When the main memory becomes over-committed, the medium-term scheduler releases the memory of a suspended (blocked or stopped) process by swapping (rolling) it out.

In summary, both schedulers control the level of multiprogramming and avoid (as much as possible) overloading the system by many processes and cause  ‘‘thrashing’’ (more on this later).

Types and Categories of Schedules

There are different types of scheduling which are usually used as approaches in the manufacturing units. Some of them are-

  • Manual Scheduling- This kind is done manually by a scheduler, where the scheduler analyses all the resources and then assign necessary activities to satisfy constraints.
  • OR/Mathematical/Exact- In this approach, the scheduler uses all mathematical programming like linear, non linear, dynamic, integrated/ mixed and network analysis. The scheduler also uses probabilistic methods like queuing theory and inventory theory.
  • Heuristic Search- In this approach the scheduler generates schedules that are good enough, constructive and repair. The scheduler searches for limited breath and depth, look ahead methods hill climbing and neighbourhood methods. This kind of approach is bottleneck and constraint driven with minimum conflicts, priority dispatch and work allocation rules.
  • Advanced algorithms- In these advanced algorithms, the scheduler uses genetic algorithms, simulated annealing (intensification vs diversification, exploitation vs exploration), expert systems, neural networks, fuzzy systems and mixes of all or any of the methods for scheduling.
  • Expert systems & AI- The scheduler operates the systems with the help of tools for managing uncertainty and complexity, uses GUI, visualization techniques, messaging and communications. He should also have domain specific support like database support, information systems and advisory/decision support.

Master Production Scheduling

Master Production Scheduling (MPS), otherwise known as an over-all schedule, focuses on a planning horizong, divided into equal time periods (time buckets, such a by month). It includes a plan for the production of individual commodities such as staffing, inventory, etc for the allotted time period. A MPS usually dictates when and how much of each product is going to be produced, based on criteria such as demand, capacity, and inventory availability.

MPS aids in decision making by generating a set of output data based on forecast demand, production costs, inventory money, customer needs, production lead time, and capacity. The resulting output information includes the amounts to produce, staffing requirements, quantity of product available to promise, and projected available funds for production. It also sets the expectations of the revenue that the business is likely to generate.

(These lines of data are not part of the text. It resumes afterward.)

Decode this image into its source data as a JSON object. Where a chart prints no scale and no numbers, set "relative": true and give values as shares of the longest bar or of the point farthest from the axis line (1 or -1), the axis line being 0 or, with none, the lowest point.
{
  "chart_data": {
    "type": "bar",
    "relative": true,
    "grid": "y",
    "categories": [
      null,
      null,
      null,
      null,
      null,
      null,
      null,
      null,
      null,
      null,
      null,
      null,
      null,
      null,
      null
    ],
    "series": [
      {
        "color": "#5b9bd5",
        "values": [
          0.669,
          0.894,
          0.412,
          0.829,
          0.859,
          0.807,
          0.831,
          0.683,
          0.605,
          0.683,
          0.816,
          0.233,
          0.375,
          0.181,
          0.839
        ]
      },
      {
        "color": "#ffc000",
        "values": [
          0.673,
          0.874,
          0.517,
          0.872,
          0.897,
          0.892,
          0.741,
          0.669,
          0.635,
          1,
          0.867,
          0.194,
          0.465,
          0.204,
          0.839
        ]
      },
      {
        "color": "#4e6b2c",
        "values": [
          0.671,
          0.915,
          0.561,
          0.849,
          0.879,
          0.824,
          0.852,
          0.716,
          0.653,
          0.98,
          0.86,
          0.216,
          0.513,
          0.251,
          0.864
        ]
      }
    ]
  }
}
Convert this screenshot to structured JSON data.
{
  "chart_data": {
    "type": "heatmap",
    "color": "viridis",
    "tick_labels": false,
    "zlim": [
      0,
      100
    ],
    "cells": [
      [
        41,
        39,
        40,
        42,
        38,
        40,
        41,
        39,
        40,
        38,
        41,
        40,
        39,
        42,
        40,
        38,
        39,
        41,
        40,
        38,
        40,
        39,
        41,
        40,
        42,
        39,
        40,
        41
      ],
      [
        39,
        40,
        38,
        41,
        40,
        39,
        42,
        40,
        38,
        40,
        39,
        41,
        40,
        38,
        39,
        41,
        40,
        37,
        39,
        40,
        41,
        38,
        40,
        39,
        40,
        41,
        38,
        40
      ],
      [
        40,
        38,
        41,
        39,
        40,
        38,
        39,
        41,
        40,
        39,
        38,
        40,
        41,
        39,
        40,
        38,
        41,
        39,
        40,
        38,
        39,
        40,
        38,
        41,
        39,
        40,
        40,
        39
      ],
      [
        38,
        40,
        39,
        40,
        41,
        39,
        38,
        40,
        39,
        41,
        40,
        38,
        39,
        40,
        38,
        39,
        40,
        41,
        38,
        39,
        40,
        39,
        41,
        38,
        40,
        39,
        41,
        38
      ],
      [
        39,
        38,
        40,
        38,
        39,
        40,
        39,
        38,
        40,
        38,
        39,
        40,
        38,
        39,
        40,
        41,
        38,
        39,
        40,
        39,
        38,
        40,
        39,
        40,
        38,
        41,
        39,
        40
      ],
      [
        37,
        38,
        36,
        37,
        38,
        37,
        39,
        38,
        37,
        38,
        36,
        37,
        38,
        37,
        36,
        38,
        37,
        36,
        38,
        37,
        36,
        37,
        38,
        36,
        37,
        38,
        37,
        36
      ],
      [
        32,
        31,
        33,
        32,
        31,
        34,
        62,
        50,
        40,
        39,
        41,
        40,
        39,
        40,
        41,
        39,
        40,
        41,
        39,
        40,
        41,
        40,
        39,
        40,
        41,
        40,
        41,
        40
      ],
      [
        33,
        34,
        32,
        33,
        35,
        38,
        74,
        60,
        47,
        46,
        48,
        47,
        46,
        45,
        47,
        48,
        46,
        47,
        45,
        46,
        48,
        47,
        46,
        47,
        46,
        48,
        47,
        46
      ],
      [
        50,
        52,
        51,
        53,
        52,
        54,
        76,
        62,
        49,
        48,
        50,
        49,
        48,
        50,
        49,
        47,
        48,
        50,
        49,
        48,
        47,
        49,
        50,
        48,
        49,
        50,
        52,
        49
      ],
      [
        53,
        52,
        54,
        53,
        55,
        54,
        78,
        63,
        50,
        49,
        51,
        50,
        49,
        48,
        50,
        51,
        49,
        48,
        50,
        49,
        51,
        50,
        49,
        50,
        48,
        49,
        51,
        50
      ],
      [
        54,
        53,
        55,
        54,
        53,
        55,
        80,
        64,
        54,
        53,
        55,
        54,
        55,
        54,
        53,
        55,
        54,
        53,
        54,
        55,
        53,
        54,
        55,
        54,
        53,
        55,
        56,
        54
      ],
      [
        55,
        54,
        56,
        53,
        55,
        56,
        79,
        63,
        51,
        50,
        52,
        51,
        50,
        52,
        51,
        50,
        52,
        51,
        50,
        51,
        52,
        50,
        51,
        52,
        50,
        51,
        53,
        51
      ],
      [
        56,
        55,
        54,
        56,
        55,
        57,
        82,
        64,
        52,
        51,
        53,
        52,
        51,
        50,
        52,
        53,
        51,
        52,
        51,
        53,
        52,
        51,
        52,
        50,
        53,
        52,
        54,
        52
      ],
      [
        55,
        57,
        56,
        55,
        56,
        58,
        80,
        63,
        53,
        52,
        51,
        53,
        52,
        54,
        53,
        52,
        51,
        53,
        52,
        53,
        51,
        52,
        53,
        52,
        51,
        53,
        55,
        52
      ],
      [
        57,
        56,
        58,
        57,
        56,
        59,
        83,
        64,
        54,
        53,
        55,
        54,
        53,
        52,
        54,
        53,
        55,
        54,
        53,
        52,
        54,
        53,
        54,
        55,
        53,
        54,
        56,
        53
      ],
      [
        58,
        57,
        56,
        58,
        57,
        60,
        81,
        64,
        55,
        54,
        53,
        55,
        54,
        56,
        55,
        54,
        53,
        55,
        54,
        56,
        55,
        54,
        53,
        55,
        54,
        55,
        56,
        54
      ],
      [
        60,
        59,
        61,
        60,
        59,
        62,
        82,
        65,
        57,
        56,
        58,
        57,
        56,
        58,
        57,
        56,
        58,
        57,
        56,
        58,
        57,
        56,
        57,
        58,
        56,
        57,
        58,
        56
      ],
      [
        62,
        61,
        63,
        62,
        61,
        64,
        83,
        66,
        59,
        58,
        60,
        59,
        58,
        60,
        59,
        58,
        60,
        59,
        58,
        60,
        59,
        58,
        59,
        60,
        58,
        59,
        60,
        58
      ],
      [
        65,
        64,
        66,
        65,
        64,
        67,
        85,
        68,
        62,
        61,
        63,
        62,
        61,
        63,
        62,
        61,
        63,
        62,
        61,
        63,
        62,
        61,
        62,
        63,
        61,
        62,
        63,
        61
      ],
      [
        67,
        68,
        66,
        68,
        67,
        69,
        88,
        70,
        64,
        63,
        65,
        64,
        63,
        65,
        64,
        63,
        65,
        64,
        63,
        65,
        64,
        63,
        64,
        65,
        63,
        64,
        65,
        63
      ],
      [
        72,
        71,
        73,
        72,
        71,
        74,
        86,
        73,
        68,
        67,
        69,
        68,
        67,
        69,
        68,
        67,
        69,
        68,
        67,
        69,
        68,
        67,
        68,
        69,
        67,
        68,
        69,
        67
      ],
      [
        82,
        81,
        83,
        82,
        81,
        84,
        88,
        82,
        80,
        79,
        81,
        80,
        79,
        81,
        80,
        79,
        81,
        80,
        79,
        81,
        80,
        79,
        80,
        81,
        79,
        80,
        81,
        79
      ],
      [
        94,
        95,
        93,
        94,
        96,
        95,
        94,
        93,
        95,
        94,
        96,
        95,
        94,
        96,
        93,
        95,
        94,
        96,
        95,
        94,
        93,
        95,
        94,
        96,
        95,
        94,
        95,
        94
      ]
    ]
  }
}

Manufacturing and Operation Scheduling or Detailed scheduling

Manufacturing Scheduling (sometimes called detailed scheduling or production scheduling) focuses on a shorter horizon than MPS. It also fixes a time and date to each operation in a continuous timeline rather than in time buckets, defining the start and completion time-frame for each process. Both subsequent stages of production planning and control depend on this timeline which makes it a very valuable asset in the production process. Scheduling looks to optimize the use of time; from each piece of work involved to project planning to customer delivery. The goal is to maximize thruput (output) and on-time delivery, within the constraints of equipment, labor, storage, and inventory capacity. This usually includes focusing on maximizing utilization of critical bottleneck resources by minimizing changeovers and cleanout and also avoiding material starvation.  In order to schedule more efficiently, there are a variety of methodologies and tools that planners can apply.